Journal du réel n°5 : Article sur « Ici-bas »

Ici-bas, Comes Chahbazian, Premiers films, Belgique, France, 55’

Aujourd’hui, 16h, Cinéma 1 / Jeudi 25, 12h30, Petite salle

Ici-bas peut sembler ne raconter que peu de choses. Un enchaînement de scènes plus ou moins reliées entre elles, se déroulant à Erevan, capitale de l’Arménie. De la ville, c’est principalement son visage en travaux, en destruction ou en reconstruction, qui nous apparaît tout d’abord. Et puis quelques habitants font leur apparition, un horloger et sa femme, un adolescent qui ramasse des pierres, un garagiste… Certains sont dans un état de pauvreté extrême. C’est le cas d’un enfant, Arsen, peut être âgé de deux ou trois ans, et de son frère, de quelques années son ainé. Le film reviendra sans cesse sur eux, deux enfant apparemment complètement démunis, errant au milieu des ruines, des gravats et des pelleteuses. Étrange insistance de cette caméra qui encadre, sépare à l’image les enfants de leurs parents (les quelques adultes qui apparaissent alors sont anonymes, on ne filme pas leurs visages) et les isolent dans un décor sans vie.

Les personnages sont d’ailleurs pour la plupart isolés dans le film, dans des lieux et des temps qui n’appartiennent qu’à eux, chacun occupé à une activité dont parfois le but peut nous échapper. Dans des plans pour la plupart fixes, qui s’installent dans une certaine durée, ils nous sont présentés déconnectés du reste du monde, comme des blocs mystérieux et solitaires.

Rapidement, ce qui fait le lien entre eux, ce qui fait l’unité du film, c’est ce que la mise en scène parvient à créer. Avec des plans très construits, le peu de place laissé aux dialogues et à l’interaction entre les individus, l’inscription des personnages dans un décor qui tend vers l’abstrait, la pauvreté omniprésente et l’absurdité de certaines situations, c’est une description d’une société d’après l’apocalypse que propose Ici-bas, la représentation d’un monde après sa chute.

Chaque apparition d’un être humain dans le cadre tient alors de l’observation de la survie, dans un univers où semblent avoir disparus la plupart des liens sociaux et où la vie en communauté est un combat. De ce point de vue, les scènes qui s’attardent sur Arsen et son frère sont les plus sidérantes, et on n’en revient pas de voir ces deux enfants complètement perdus, sans aucun repère, errer au milieu des travaux, des pierres, dans la boue. La caméra elle-même parait complètement fascinée, par exemple lors d’une rencontre dans un même plan entre Arsen, presque bébé, seul au milieu du chantier, et des camions pelleteuses qui passent au fond. La violence de cette juxtaposition est d’autant plus forte qu’elle va de pair avec une réelle beauté du cadre.

Il y a alors une forte ambivalence des images du film lorsque celui-ci cherche la beauté dans le désespoir, qu’il produit des plans à l’esthétique puissante à partir de la détresse. Cela pourrait dénoter un rapport purement graphique au monde, une recherche du beau déconnecté du sujet filmé. Ainsi, lorsque la caméra suit l’enfant dans les gravats, elle recadre de manière très volontaire pour trouver son reflet dans des flaques de boue.
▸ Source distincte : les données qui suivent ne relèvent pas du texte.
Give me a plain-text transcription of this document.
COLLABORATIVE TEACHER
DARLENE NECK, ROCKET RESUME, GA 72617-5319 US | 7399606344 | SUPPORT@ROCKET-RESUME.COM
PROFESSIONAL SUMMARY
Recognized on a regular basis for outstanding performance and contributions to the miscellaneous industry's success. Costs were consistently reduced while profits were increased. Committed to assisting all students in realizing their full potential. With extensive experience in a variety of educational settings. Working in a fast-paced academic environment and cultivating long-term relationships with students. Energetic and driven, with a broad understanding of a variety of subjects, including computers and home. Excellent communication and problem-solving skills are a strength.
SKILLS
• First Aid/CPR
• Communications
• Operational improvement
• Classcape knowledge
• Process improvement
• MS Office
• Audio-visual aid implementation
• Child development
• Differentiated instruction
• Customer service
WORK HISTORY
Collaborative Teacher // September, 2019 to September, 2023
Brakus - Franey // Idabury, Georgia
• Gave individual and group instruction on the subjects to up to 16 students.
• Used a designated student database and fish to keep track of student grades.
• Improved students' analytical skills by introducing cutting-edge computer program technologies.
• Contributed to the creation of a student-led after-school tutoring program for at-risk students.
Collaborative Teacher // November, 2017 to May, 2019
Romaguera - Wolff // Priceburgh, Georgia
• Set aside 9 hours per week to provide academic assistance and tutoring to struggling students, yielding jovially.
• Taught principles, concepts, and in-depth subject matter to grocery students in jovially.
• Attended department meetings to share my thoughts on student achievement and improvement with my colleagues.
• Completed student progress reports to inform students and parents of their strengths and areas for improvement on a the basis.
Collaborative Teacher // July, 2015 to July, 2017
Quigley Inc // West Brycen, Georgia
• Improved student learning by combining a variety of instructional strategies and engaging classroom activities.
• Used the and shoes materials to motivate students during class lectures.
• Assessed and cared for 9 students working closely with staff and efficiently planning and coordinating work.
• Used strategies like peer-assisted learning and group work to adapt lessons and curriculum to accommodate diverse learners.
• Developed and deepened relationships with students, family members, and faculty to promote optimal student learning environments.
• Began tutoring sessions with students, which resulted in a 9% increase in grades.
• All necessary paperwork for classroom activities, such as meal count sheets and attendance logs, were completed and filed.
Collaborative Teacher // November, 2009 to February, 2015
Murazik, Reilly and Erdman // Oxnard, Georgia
Ce qui sauve Ici-bas de la pure beauté formelle, c’est sa capacité à faire surgir un univers fictionnel, quelque chose du conte noir ou de l’allégorie. On s’attache alors aux indices d’un passé perdu, le monde tel qu’on l’a connu est devenu une légende. Une femme se doit de préciser à son interlocuteur au téléphone l’orthographe du nom « Hitler » comme si l’Histoire était trop loin, trop oubliée pour que cela aille de soi. Plus loin, Arsen déchire méthodiquement les pages d’un livre pour les lancer au loin, par désœuvrement. Un plan ensuite nous montre les pages au sol, et il nous semble apercevoir sur l’une d’elle une photo de Lénine. Ce sont des indices d’une Histoire oubliée, les traumatismes d’une nation éventrée. Dans ces moments, l’allégorie réussit à raccorder avec une réalité du pays.
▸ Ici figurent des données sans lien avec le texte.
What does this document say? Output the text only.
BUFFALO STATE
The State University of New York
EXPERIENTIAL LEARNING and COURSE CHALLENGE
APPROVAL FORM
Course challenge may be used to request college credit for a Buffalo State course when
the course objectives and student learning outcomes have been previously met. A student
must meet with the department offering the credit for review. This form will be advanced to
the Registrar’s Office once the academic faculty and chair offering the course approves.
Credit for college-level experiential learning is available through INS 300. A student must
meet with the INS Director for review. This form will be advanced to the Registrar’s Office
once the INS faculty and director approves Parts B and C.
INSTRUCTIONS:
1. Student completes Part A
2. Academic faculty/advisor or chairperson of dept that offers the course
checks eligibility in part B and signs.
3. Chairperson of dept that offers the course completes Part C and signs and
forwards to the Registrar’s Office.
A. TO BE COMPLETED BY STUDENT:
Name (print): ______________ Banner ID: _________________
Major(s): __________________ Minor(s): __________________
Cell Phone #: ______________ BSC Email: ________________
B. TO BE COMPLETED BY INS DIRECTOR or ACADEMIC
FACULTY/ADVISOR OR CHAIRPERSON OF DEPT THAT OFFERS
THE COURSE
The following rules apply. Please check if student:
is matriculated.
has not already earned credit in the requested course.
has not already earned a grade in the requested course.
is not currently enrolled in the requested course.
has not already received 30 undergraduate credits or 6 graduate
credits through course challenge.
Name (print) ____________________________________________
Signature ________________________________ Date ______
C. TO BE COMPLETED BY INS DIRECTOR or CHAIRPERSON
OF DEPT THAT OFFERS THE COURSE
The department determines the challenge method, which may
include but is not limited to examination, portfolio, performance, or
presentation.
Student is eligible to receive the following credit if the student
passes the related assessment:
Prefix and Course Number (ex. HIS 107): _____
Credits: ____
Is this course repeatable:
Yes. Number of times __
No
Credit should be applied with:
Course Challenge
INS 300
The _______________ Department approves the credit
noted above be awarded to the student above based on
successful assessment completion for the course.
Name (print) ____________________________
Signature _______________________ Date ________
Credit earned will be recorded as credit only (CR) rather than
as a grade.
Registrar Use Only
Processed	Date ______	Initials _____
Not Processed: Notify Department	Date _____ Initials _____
Finalement, la mise en scène très maîtrisée du film parvient à faire exister ses personnages, ce qui s’avançait comme froide mécanique s’est ouvert sur le sensible, à l’image de l’horloger du film, penché sur son travail, et dont la femme hors-champ lui demande s’il l’aime. En plaçant délicatement la dernière pièce dans la montre, il lui dit « regarde, je mets le cœur ».